Der Kläger ist nach §§ 1601, 1602 BGB verpflichtet, dem Beklagten Kindesunterhalt zu gewähren. Das Maß des zu gewährenden Unterhalts bestimmt sich gem. § 1610 BGB nach der Lebensstellung des Bedürftigen. Da Kinder, solange sie – wie der Beklagte – zwar volljährig sind, aber sich noch in Ausbildung befinden und im Haushalt eines Elternteils wohnen, keine eigene Lebensstellung haben, richtet sich ihr Unterhaltsbedarf grundsätzlich nach den Lebensverhältnissen der Eltern. Zutreffend ist das AG davon ausgegangen, dass für die Ermittlung des Bedarfs des Beklagten allein von dem Einkommen des Klägers auszugehen ist. Zwar ist für die Bedarfsbemessung des volljährigen Kindes in der Berufsausbildung, das noch im Haushalt eines Elternteils lebt – wie vorliegend der Beklagte im Haushalt seiner Mutter –, grundsätzlich das Einkommen beider Elternteile maßgebend. Liegt jedoch das Einkommen des einen Elternteils unter dem Selbstbehalt, ist allein auf das Einkommen des leistungsfähigen Elternteils abzustellen (vgl. Palandt/Diederichsen, BGB, 62. Aufl., § 1610 Rz. 5; OLG Schleswig FamRZ 2000, 1245 [1246]; OLG Braunschweig v. 9.5.2000 – 2 UF 9/00, FamRZ 2000, 1246; OLG Celle v. 2.5.2000 – 17 UF 236/99, OLGReport Celle 2000, 281 = FamRZ 2001, 47 [48]; OLG Brandenburg v. 17.12.2001 – 9 WF 186/01, FamRZ 2002, 1216 [1217]). Da das um die berufsbedingten Aufwendungen verminderte monatliche Nettoeinkommen der Mutter des Beklagten unstr. 984,20 Euro beträgt und damit unterhalb des ihr zu belassenden Selbstbehalts von 1.000 Euro (vgl. A Nr. 5 der Düsseldorfer Tabelle, Stand: 1.1.2002) liegt, ist allein das Einkommen des Klägers maßgebend.
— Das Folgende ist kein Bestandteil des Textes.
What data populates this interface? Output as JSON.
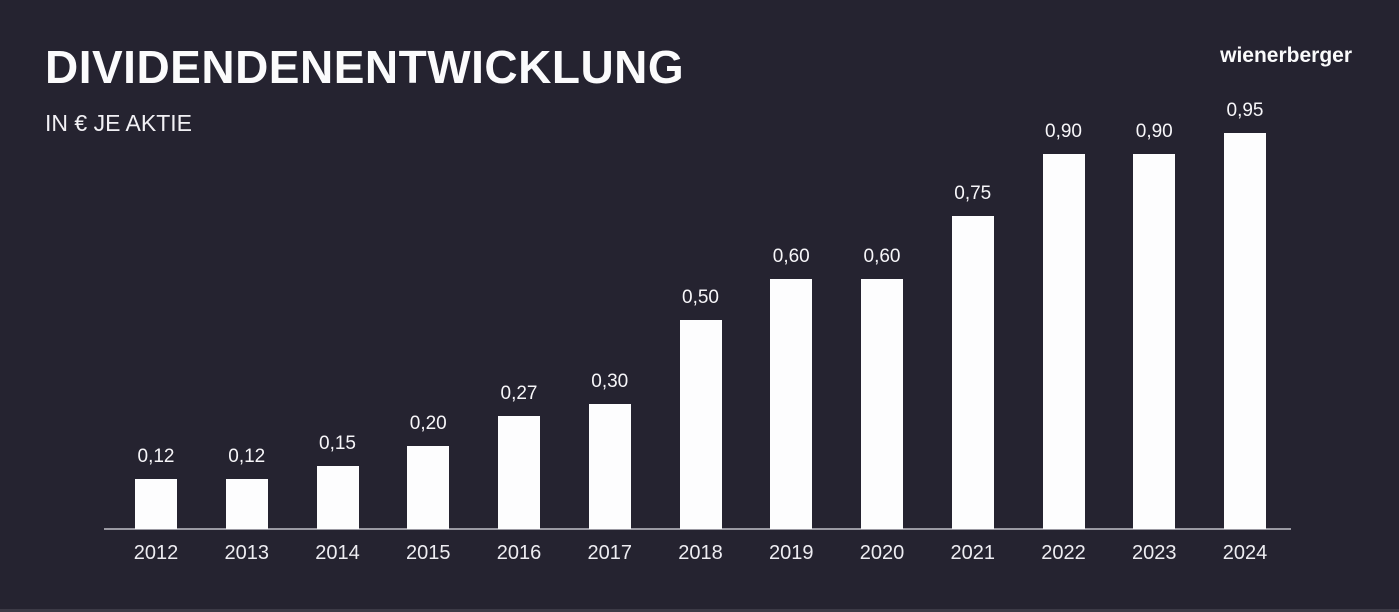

Dieses beträgt nach dem derzeitigen Vorbringen der Parteien ausweislich der Verdienstbescheinigung des Arbeitgebers des Klägers für das Jahr 2002 netto 22.533,07 Euro, was einem durchschnittlichen monatlichen Nettoeinkommen von 1.877,76 Euro entspricht. Abzüglich 5 % berufsbedingter Aufwendungen (93,89 Euro) verbleibt ein zu berücksichtigendes Einkommen des Klägers i.H.v. 1.783,87 Euro. Damit ist der Kläger in die Einkommensgruppe 4 der Düsseldorfer Tabelle (Stand: 1.1.2002) einzuordnen. Im Hinblick darauf, dass er jedoch lediglich einem Kind und seiner zweiten Ehefrau unterhaltsverpflichtet ist, erfolgt eine Höhergruppierung um eine Stufe, somit in die Einkommensgruppe 5. Damit ist von einem Bedarf des Beklagten nach der 4. Altersstufe i.H.v. 399 Euro auszugehen.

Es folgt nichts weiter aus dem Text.